Last week, we discussed common physical changes that occur during pregnancy (changes in the musculoskeletal, cardiovascular, gastrointestinal, and integumentary systems). But postpartum, it all just goes away on its own, right? Not exactly. In the case of birth trauma, specific interventions and care should be standard of care to make sure all of mom’s parts get working again as well as possible (check out yesterday’s post for a bit more info). And in the case of all postpartum bodies, let’s have a conversation about how the physical changes of pregnancy and childbirth could be better addressed to more effectively put mom back together after the amazing work she has done carrying and birthing a child (or children!). It is a disservice to the hard-working mothers of this country to not facilitate their physical recovery postpartum and an equal insult to their resiliency and intelligence to think that by “sparing” them knowledge of the honest risks of physical trauma or changes, that we are “avoiding scaring them unnecessarily.” We’re tough enough to have babies, y’all. We’re tough enough to get the whole picture of what comes with it. Besides, I swim in a fishbowl where I see the worst of the physical injuries and you know what...? It made me feel more prepared for what could possibly lie ahead for each of my three pregnancies AND I have never (never, never, ever) met a woman who doesn’t believe that their child was worth whatever price paid. They just would also have liked to know the potential cost before getting to the checkout line, and to be sure that every woman in their place gets the right owner’s manual for their own bodies—not just for their new baby
Consider that preventive care measures are gaining ground in the healthcare discussion, purported to be better for us health-wise and better for the wallets of whomever is paying for our healthcare. Now consider the fact that approximately 80% of women in the United States give birth each year, urinary incontinence affects 13 million Americans, and 85% of these 13 million are women. Hmmmm...sounds like we may have a connection, here. It has been stated elsewhere that pregnancy is the single greatest risk factor to developing urinary incontinence in one’s lifetime and, based on the previous series of stats, we can assume that nearly 9 million of the women in the US with urinary incontinence have had at least one child in their life. Can anyone think of a better window in a woman’s life where targeted preventive services could have a massively magnified effect decades later (in improved quality of life, decreased prevalence of incontinence, decreased cost of interventions to manage and treat incontinence, etc.)?
Every woman I talk to has a first-hand account of the significant effects of pregnancy, labor and delivery on the female body. Yet in our clinical experience, women tell us that they were rarely well-prepared for the physical after-effects of pregnancy and childbirth, which can have a profound impact on not only physical health, but on emotional and mental health as well. Postpartum pelvic floor and musculoskeletal dysfunction (including urinary incontinence, sexual dysfunction, low back pain, abdominal pain, and pelvic pain) are very common; in fact, it is estimated that 75% of women in the first 6 months postpartum report urinary incontinence, and for a portion of women, resuming regular sexual activity can take 6 months or longer after childbirth. It appears to us that insufficient time and resources are dedicated to informing and training women to better prepare for, prevent and manage these issues, thus women have no expectation that they will need to make this a priority in their postpartum recovery.
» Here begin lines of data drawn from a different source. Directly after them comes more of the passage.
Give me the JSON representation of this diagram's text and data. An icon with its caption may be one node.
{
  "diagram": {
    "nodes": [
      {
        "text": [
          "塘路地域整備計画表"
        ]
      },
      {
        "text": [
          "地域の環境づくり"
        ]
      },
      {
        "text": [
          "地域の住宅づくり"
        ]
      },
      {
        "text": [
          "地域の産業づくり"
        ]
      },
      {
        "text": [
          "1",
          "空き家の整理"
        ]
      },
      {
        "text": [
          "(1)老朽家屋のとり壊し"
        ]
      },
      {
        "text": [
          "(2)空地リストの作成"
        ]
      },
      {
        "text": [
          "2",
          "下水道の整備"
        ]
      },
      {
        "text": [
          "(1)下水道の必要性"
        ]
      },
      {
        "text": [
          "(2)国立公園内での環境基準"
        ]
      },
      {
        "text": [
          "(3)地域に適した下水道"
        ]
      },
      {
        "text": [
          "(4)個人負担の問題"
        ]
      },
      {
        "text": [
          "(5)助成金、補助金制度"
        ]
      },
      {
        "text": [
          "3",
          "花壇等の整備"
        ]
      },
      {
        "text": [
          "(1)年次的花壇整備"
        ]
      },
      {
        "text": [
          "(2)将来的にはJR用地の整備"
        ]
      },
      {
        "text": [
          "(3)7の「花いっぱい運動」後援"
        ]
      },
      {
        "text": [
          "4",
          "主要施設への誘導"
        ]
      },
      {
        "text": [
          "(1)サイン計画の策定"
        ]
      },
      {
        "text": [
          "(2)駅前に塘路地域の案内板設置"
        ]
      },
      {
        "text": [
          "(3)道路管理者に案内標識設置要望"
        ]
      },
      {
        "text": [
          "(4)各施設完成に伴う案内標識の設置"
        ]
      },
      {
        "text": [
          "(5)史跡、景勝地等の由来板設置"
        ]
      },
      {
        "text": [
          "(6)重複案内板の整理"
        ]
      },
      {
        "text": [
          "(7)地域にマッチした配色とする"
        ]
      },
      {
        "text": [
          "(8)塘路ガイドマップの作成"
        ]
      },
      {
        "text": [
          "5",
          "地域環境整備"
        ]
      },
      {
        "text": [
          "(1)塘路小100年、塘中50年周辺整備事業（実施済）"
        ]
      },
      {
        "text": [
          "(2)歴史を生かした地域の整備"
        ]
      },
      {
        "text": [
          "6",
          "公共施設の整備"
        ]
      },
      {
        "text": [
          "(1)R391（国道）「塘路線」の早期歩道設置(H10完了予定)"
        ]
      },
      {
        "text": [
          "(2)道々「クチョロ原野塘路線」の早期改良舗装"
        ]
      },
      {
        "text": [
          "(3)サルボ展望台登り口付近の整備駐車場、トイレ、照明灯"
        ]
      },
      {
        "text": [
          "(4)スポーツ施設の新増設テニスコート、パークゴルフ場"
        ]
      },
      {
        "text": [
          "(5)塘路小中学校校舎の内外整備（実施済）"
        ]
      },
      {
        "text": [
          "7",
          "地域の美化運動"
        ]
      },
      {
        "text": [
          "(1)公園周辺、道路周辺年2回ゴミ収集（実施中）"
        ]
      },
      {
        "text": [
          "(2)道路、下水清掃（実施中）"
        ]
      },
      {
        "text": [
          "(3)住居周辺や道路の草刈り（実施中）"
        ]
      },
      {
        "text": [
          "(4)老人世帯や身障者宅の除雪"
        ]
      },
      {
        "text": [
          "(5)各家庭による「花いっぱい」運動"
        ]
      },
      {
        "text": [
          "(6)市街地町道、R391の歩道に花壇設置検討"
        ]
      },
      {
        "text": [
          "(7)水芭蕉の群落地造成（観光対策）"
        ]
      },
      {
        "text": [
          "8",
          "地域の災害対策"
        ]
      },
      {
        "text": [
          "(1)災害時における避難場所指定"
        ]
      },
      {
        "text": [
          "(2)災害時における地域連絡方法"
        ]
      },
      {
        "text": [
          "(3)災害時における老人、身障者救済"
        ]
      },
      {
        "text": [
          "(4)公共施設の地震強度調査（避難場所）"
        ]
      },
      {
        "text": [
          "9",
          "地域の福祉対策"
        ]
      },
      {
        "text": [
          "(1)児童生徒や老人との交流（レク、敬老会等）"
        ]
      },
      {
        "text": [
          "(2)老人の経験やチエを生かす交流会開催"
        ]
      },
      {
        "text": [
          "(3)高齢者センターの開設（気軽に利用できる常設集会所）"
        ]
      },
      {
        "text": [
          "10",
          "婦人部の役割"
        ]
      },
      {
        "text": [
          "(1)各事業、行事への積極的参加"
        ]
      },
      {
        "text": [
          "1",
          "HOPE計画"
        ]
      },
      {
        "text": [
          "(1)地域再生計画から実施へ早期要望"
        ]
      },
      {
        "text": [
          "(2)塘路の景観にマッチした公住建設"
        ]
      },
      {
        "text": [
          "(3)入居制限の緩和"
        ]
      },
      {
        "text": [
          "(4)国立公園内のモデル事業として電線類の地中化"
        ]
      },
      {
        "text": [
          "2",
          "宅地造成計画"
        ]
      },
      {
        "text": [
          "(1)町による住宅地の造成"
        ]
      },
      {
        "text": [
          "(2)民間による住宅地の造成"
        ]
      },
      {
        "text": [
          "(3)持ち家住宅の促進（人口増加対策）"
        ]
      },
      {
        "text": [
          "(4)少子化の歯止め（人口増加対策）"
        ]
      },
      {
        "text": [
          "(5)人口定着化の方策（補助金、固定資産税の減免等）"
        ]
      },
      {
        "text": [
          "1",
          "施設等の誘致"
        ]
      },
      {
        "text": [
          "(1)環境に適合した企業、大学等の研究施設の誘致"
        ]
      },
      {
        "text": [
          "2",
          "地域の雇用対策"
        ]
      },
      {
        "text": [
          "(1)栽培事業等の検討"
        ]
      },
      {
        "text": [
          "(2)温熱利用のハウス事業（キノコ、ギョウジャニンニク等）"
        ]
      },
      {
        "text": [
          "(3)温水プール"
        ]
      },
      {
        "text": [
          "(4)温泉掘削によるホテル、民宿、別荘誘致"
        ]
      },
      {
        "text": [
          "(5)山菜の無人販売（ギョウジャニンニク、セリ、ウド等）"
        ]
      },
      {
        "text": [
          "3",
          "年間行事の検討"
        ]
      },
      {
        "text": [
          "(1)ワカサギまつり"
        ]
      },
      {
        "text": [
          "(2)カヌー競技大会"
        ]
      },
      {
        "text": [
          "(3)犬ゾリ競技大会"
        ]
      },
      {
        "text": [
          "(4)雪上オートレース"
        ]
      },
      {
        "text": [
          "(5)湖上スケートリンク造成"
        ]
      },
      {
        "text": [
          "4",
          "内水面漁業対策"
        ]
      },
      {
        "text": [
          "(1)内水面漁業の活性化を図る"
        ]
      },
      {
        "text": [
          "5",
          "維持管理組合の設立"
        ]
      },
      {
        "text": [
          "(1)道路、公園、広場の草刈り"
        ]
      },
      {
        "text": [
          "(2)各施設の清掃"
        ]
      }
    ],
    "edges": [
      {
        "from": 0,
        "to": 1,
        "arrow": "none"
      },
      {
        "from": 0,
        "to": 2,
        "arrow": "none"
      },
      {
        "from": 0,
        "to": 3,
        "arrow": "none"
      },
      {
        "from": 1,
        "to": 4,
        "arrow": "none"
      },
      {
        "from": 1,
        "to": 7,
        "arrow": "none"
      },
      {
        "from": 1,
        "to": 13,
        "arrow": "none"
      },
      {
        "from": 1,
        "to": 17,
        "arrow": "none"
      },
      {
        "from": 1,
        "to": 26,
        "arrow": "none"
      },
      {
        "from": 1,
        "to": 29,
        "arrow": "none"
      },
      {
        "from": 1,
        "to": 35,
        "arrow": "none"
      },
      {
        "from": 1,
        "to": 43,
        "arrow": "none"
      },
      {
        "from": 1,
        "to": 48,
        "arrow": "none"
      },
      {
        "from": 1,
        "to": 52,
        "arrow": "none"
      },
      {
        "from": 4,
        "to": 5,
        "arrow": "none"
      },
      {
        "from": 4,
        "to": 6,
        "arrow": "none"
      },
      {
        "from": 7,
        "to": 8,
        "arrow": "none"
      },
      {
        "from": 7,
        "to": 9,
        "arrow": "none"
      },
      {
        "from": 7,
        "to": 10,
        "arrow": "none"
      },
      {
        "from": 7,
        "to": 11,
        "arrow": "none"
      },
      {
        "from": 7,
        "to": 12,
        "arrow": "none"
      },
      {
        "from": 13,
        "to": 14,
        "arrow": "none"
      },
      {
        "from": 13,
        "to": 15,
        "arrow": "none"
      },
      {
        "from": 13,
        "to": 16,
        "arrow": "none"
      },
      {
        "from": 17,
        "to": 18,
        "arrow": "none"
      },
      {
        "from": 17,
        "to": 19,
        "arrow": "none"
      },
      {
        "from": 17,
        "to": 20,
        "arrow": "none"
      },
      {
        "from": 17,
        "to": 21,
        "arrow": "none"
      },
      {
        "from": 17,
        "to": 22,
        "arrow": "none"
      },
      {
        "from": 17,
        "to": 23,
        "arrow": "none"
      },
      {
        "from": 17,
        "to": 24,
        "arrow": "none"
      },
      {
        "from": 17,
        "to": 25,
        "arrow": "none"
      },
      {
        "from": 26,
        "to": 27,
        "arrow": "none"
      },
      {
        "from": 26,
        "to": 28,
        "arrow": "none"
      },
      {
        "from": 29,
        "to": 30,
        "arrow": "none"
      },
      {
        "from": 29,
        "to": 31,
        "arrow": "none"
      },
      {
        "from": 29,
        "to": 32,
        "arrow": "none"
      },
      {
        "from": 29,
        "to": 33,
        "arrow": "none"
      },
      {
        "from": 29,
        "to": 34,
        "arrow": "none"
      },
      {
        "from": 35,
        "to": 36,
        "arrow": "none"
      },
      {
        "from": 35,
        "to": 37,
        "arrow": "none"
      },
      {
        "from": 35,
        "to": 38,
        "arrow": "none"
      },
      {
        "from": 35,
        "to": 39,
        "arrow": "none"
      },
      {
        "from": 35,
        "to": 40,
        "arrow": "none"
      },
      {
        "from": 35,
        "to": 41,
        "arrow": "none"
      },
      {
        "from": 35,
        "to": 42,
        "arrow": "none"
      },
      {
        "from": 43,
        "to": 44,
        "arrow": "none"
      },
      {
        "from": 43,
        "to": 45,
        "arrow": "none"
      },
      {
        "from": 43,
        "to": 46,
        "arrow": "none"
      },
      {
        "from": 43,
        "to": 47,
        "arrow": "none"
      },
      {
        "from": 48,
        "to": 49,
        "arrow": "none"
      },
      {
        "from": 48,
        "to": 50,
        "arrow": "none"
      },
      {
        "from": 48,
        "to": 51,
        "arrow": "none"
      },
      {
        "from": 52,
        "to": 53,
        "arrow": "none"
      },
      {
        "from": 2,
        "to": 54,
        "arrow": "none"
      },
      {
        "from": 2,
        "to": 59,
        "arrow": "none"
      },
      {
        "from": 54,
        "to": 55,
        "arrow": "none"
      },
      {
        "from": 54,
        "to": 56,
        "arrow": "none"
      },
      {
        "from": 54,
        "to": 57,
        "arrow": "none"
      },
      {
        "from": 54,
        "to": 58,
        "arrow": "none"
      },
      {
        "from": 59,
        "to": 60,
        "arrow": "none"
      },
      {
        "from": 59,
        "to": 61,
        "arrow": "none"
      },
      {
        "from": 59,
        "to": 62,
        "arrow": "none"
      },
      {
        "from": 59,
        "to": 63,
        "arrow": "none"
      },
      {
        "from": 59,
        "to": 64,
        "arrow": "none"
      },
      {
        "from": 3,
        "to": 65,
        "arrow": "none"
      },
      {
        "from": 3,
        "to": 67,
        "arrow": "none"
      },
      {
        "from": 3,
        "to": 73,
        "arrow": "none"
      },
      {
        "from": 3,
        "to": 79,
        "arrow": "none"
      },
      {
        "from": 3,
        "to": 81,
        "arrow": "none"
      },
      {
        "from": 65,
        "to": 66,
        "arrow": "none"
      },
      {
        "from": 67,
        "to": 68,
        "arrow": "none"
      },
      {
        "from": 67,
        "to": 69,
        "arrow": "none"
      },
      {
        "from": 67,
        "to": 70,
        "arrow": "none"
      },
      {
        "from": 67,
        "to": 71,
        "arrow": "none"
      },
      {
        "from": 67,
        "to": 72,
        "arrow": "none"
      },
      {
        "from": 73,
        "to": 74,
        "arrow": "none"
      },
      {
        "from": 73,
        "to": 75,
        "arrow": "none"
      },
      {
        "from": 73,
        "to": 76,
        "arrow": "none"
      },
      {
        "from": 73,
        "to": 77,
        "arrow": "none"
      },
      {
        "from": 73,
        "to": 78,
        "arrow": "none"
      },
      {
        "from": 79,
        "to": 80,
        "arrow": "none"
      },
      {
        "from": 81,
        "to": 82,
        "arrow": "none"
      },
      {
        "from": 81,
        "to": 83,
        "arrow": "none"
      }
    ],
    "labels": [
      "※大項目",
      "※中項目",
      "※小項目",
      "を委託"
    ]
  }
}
Complicating things, many of these issues are often disregarded as “normal;” “well, you had a baby...what do you expect?” If that statement means, “you had a baby...do you actually expect that your body will still work? That you will be able to pick up your baby without your back hurting? Chase them at the playground without leaking? Get it on in the bedroom (or wherever! & this is assuming all the other elements are in sync—emotional, sleep, etc.— but that’s another post, altogether!).” My answer is yes, Yes, HECK YES I expect to and deserve to be able to do all of that and more without a problem. When necessary, I have worked hard for that to be the case, but it all started by not accepting the opposite of these expectations as the “normal” for which I should settle. It is our hope that by spreading the word on postpartum health and recovery, women can find tools and resources to seek help as needed, and to ultimately influence both discourse and practice patterns regarding perinatal health in the US.
Part 2 of our discussion turns more specifically to some of the anatomical structures affected by pregnancy and birth, and how function can be adversely affected postpartum. You may want to briefly review some of the common musculoskeletal system changes that occur during pregnancy:
These changes don’t uniformly or automatically resolve after your baby has made his way into the world. If they resist, they can cause problems in a woman’s ability to do all of the things she needs to do in a day.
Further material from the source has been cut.